Al pie de la escalera había seis o siete personas, entre ellas dos chicas del equipo de balonmano. Se pusieron a chillar como si un chico las hubiera sorprendido en la ducha. Desde mi posición al otro lado de la estancia, con la larga mesa en diagonal entre la escalera y yo, vi a un hombre mayor estremecerse tanto que lanzó al aire la taza de café que sostenía en la mano. Esta dio varias vueltas antes de caer al suelo. El viejo perdió el equilibrio. El café ardiente alcanzó en el hocico al alegre perro, que se puso a correr en zigzag entre la gente bramando y gimiendo en busca de los suyos. En el instante en que el viejo cayó al suelo, las chicas se taparon la cara con las manos, emitiendo un único grito atonal. Algunos se pusieron a gritar pidiendo un médico.
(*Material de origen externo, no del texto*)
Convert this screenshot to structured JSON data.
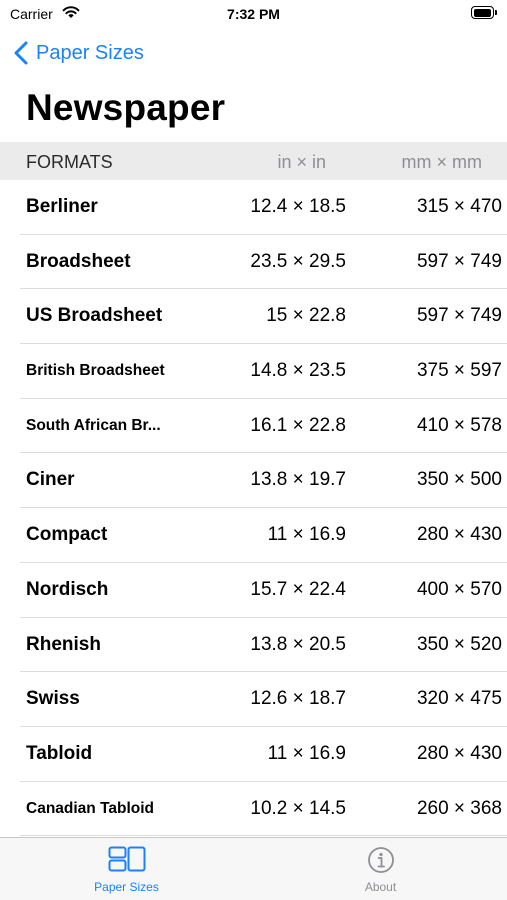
{
  "status_bar": {
    "carrier": "Carrier",
    "time": "7:32 PM"
  },
  "nav": {
    "back_label": "Paper Sizes"
  },
  "page": {
    "title": "Newspaper"
  },
  "table": {
    "headers": {
      "formats": "FORMATS",
      "inches": "in × in",
      "mm": "mm × mm"
    },
    "rows": [
      {
        "name": "Berliner",
        "in": "12.4 × 18.5",
        "mm": "315 × 470"
      },
      {
        "name": "Broadsheet",
        "in": "23.5 × 29.5",
        "mm": "597 × 749"
      },
      {
        "name": "US Broadsheet",
        "in": "15 × 22.8",
        "mm": "597 × 749"
      },
      {
        "name": "British Broadsheet",
        "in": "14.8 × 23.5",
        "mm": "375 × 597"
      },
      {
        "name": "South African Br...",
        "in": "16.1 × 22.8",
        "mm": "410 × 578"
      },
      {
        "name": "Ciner",
        "in": "13.8 × 19.7",
        "mm": "350 × 500"
      },
      {
        "name": "Compact",
        "in": "11 × 16.9",
        "mm": "280 × 430"
      },
      {
        "name": "Nordisch",
        "in": "15.7 × 22.4",
        "mm": "400 × 570"
      },
      {
        "name": "Rhenish",
        "in": "13.8 × 20.5",
        "mm": "350 × 520"
      },
      {
        "name": "Swiss",
        "in": "12.6 × 18.7",
        "mm": "320 × 475"
      },
      {
        "name": "Tabloid",
        "in": "11 × 16.9",
        "mm": "280 × 430"
      },
      {
        "name": "Canadian Tabloid",
        "in": "10.2 × 14.5",
        "mm": "260 × 368"
      }
    ]
  },
  "tab_bar": {
    "tabs": [
      {
        "label": "Paper Sizes",
        "icon": "paper-sizes-icon",
        "selected": true
      },
      {
        "label": "About",
        "icon": "info-icon",
        "selected": false
      }
    ]
  },
  "colors": {
    "accent": "#1a82f7",
    "header_bg": "#ebebeb",
    "inactive": "#8e8e93"
  }
}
El dueño del perro profirió imaginativas maldiciones contra todos nosotros, antes de lograr atrapar al animal y estrecharlo contra su pecho, para acto seguido abrirse paso apresuradamente hacia el lavabo de caballeros. Roar Hanson, que por alguna razón se encontraba detrás del mostrador del Milibar, donde solo se permitía estar a los empleados, se tiró al suelo, desapareciendo de mi vista. Me fijé en que Veronica, la amiga vestida de negro de Adrian, se encontraba en el mismo lado del bar. Se echó a reír, una extraña risa, oscura y ronca, que no encajaba en absoluto con su frágil figura. También el kurdo se tiró al suelo, pero al contrario que el pastor no solo pensó en él. Se puso encima de su mujer, protegiéndola con su cuerpo. El movimiento fue tan rápido que parecía haberlo ensayado. Una mujer que la noche anterior había estado sentada sola, haciendo punto, se echó a llorar ruidosamente. El bebé rosa, al que no había visto desde el accidente, se despertó y gritó en los brazos de su madre. El nivel de ruido de la recepción estaba a punto de superar al del huracán. En la escalera, la gente seguía hablando a voces de tiros y armas. Uno de los hombres de negocios, del que me parecía haber visto una foto en el periódico económico
Dagens Næringsliv
, aunque no era capaz de recordar su nombre, cerró velozmente su portátil, se bajó del alféizar y echó a correr hacia la Taberna de San Paal con el ordenador bajo el brazo.